Statins in COPD: Useful or Not?

Nicholas Gross, MD, PhD


August 15, 2014

Simvastatin for the Prevention of Exacerbations in Moderate-to-severe COPD

Criner GJ, Connett JE, Aaron SD, et al; COPD Clinical Research Network; Canadian Institutes of Health Research
N Engl J Med. 2014;370:2201-2210

Statin Disappointment

Statins were developed 3 decades ago to control blood cholesterol and its components, and thus reduce the risks for myocardial and other vascular events. That goal has been achieved successfully. With the widespread use of statins, it soon became clear that these drugs might have other actions, with anti-inflammatory action being one possibility.

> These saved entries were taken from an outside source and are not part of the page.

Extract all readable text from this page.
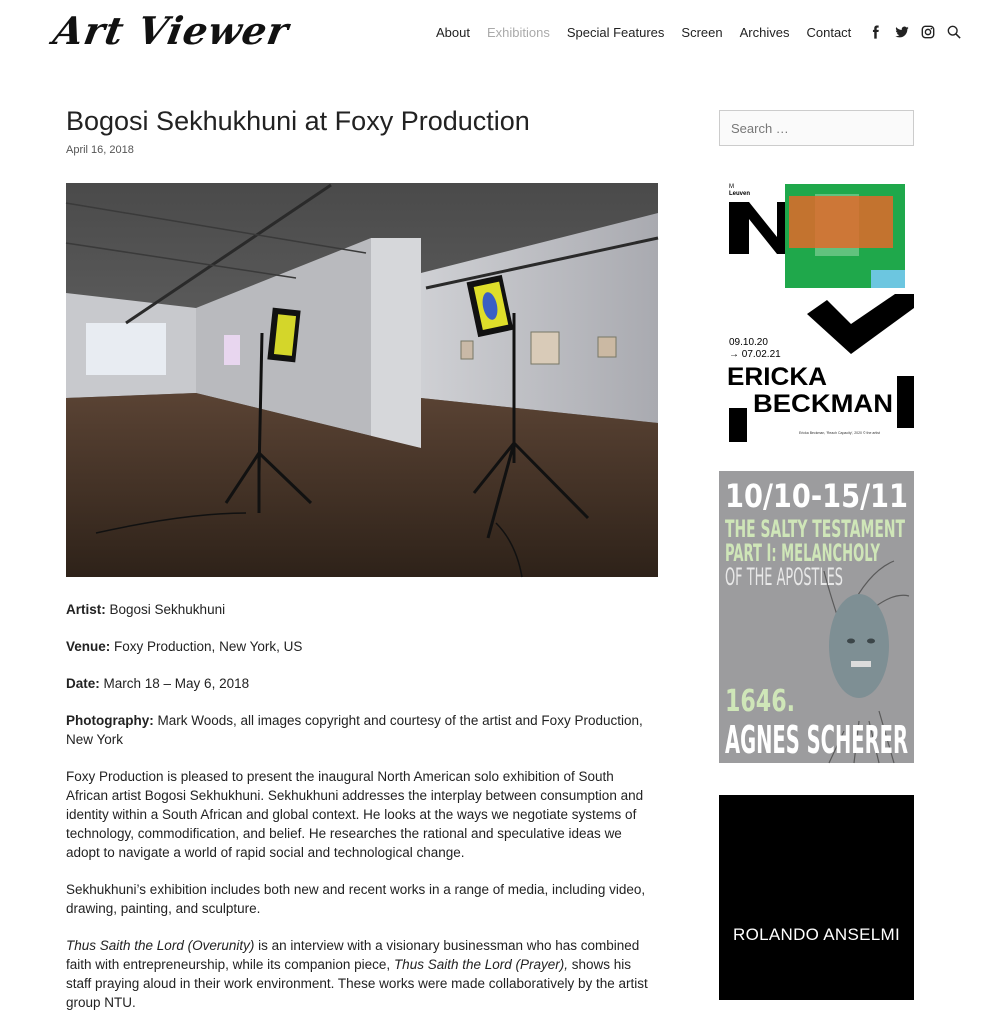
Art Viewer	About Exhibitions Special Features Screen Archives Contact
Bogosi Sekhukhuni at Foxy Production
April 16, 2018

Artist: Bogosi Sekhukhuni

Venue: Foxy Production, New York, US

Date: March 18 – May 6, 2018

Photography: Mark Woods, all images copyright and courtesy of the artist and Foxy Production, New York

Foxy Production is pleased to present the inaugural North American solo exhibition of South African artist Bogosi Sekhukhuni. Sekhukhuni addresses the interplay between consumption and identity within a South African and global context. He looks at the ways we negotiate systems of technology, commodification, and belief. He researches the rational and speculative ideas we adopt to navigate a world of rapid social and technological change.

Sekhukhuni’s exhibition includes both new and recent works in a range of media, including video, drawing, painting, and sculpture.

Thus Saith the Lord (Overunity) is an interview with a visionary businessman who has combined faith with entrepreneurship, while its companion piece, Thus Saith the Lord (Prayer), shows his staff praying aloud in their work environment. These works were made collaboratively by the artist group NTU.

Search …
M
Leuven
09.10.20
→ 07.02.21
ERICKA
BECKMAN
Ericka Beckman, 'Reach Capacity', 2020 © the artist
10/10-15/11
THE SALTY TESTAMENT
PART I: MELANCHOLY
OF THE APOSTLES
1646.
AGNES SCHERER
ROLANDO ANSELMI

Some benefit from the use of statins has been reported in other disorders with inflammatory features. The present trial was a prospective, randomized, double-blind, placebo-controlled trial in 885 patients with moderate to severe chronic obstructive pulmonary disease (COPD) who had experienced an acute exacerbation in the previous year and did not require statin therapy for another diagnosis. Study patients received either 40 mg of simvastatin per day or placebo. The number of exacerbations per person, per year was the primary outcome.

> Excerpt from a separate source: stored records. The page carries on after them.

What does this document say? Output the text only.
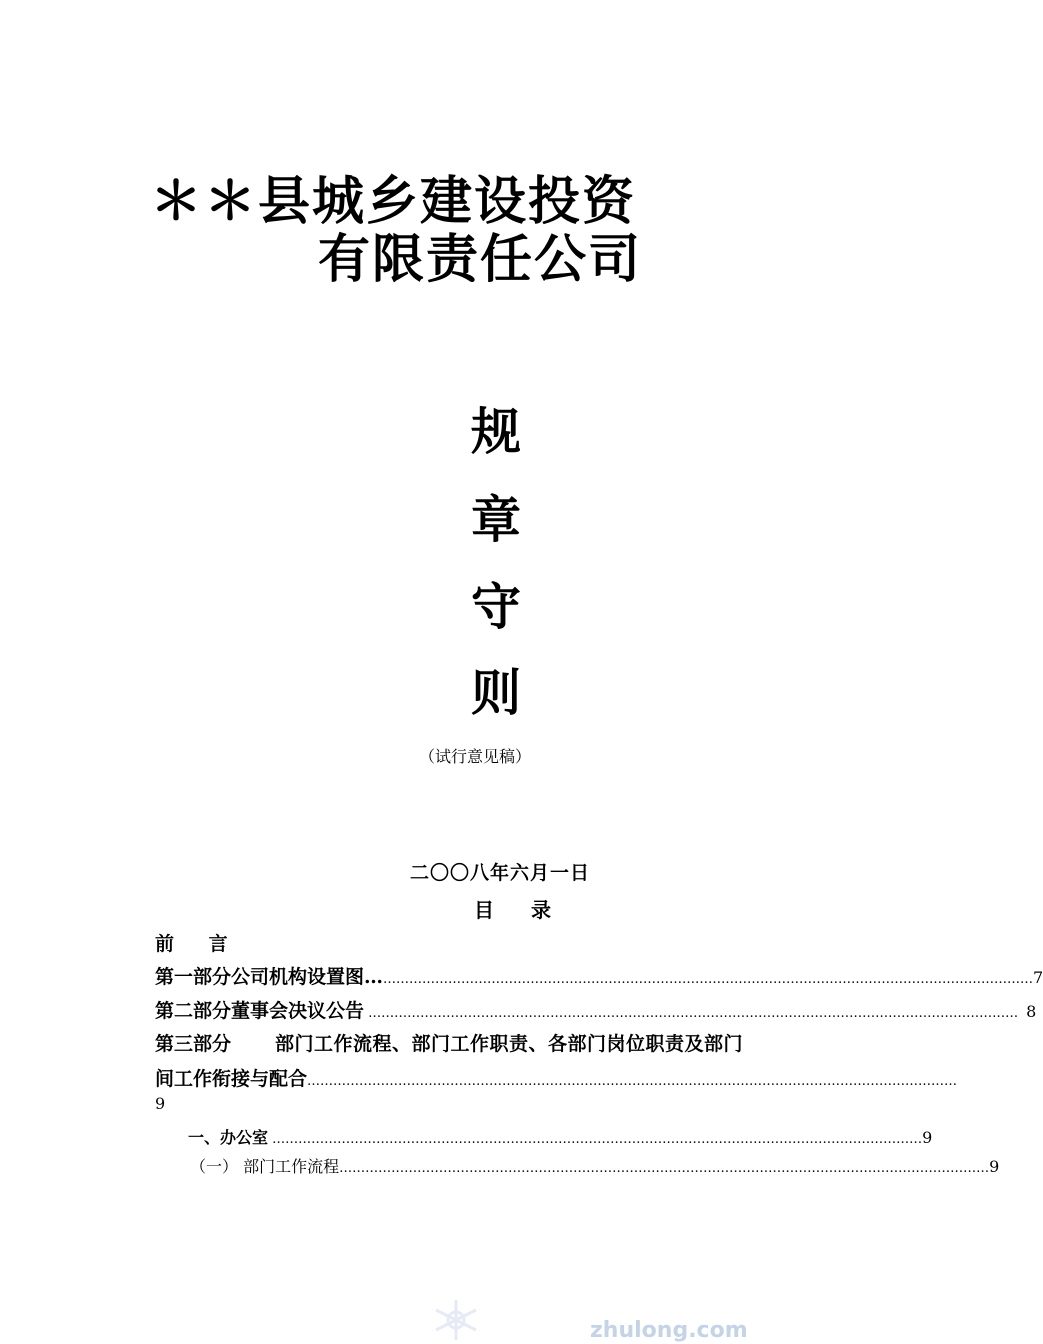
＊＊县城乡建设投资
有限责任公司
规
章
守
则
（试行意见稿）
二〇〇八年六月一日
目 录
前 言
第一部分 公司机构设置图… …………………………………………………………………………………………………………………………………… 7
第二部分 董事会决议公告 …………………………………………………………………………………………………………………………………… 8
第三部分 部门工作流程、部门工作职责、各部门岗位职责及部门
间工作衔接与配合 ……………………………………………………………………………………………………………………………………
9
一、办公室 …………………………………………………………………………………………………………………………………… 9
（一） 部门工作流程 …………………………………………………………………………………………………………………………………… 9
zhulong.com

The study was terminated prematurely because interim analysis of the results showed that the frequency of acute exacerbations was almost identical in the 2 groups, as was the time to first exacerbation. Mortality and adverse events were also almost identical in the 2 groups. Blood lipid levels decreased by an average of 33 mg/dL in the statin group. This indicated the use of a statin and that it had the expected effect on blood lipid levels. The total study results were disappointing.


Statins have indeed been found to inhibit the expression of many inflammatory mediators, including tumor necrosis factor alpha, C-reactive protein, and several others. Anti-inflammatory actions following statin use have been suggested for rheumatoid arthritis, diabetes, and some renal abnormalities. Studies of the effect of statins in airway disease have also been suggestive of benefit, although a definitive, prospective, double-blind, randomized trial in COPD has not been published until now.

An observational study in veterans found that those who had been prescribed a statin experienced less decline in lung function than those who had not received a statin.[1] Being an observational study, it may be subject to confounding factors and an imbalance between patients who received a treatment and those who did not.

A meta-analysis of 9 selected studies, all of which were retrospective, found that the number of acute exacerbations of COPD, intubations for exacerbations, pulmonary function, exercise capacity, and mortality were all significantly better in patients who received statins.[2] In addition, a very recent meta-analysis of 10 publications suggested that mortality among COPD patients was reduced by about 19% in those who used statins.[3] Again, the studies were mostly retrospective, and the authors detected evidence of publication bias. Regrettably, previous reports such as these are well known to be unreliable for a variety of reasons, publication selection bias being a major problem.

The present trial tells us 2 things. First, routine use of a statin is unlikely to reduce the number of acute exacerbations of COPD. It may be beneficial for COPD in other ways, but determining that would require an additional appropriately designed prospective trial. In addition, meta-analyses, retrospective data, and observational studies -- sometimes called "real-world trials" -- can provide quite misleading results. They are best regarded as hypothesis-generating studies, to be tested definitively by a subsequent prospective, randomized, placebo-controlled, double-blind trial before being accepted as reliable.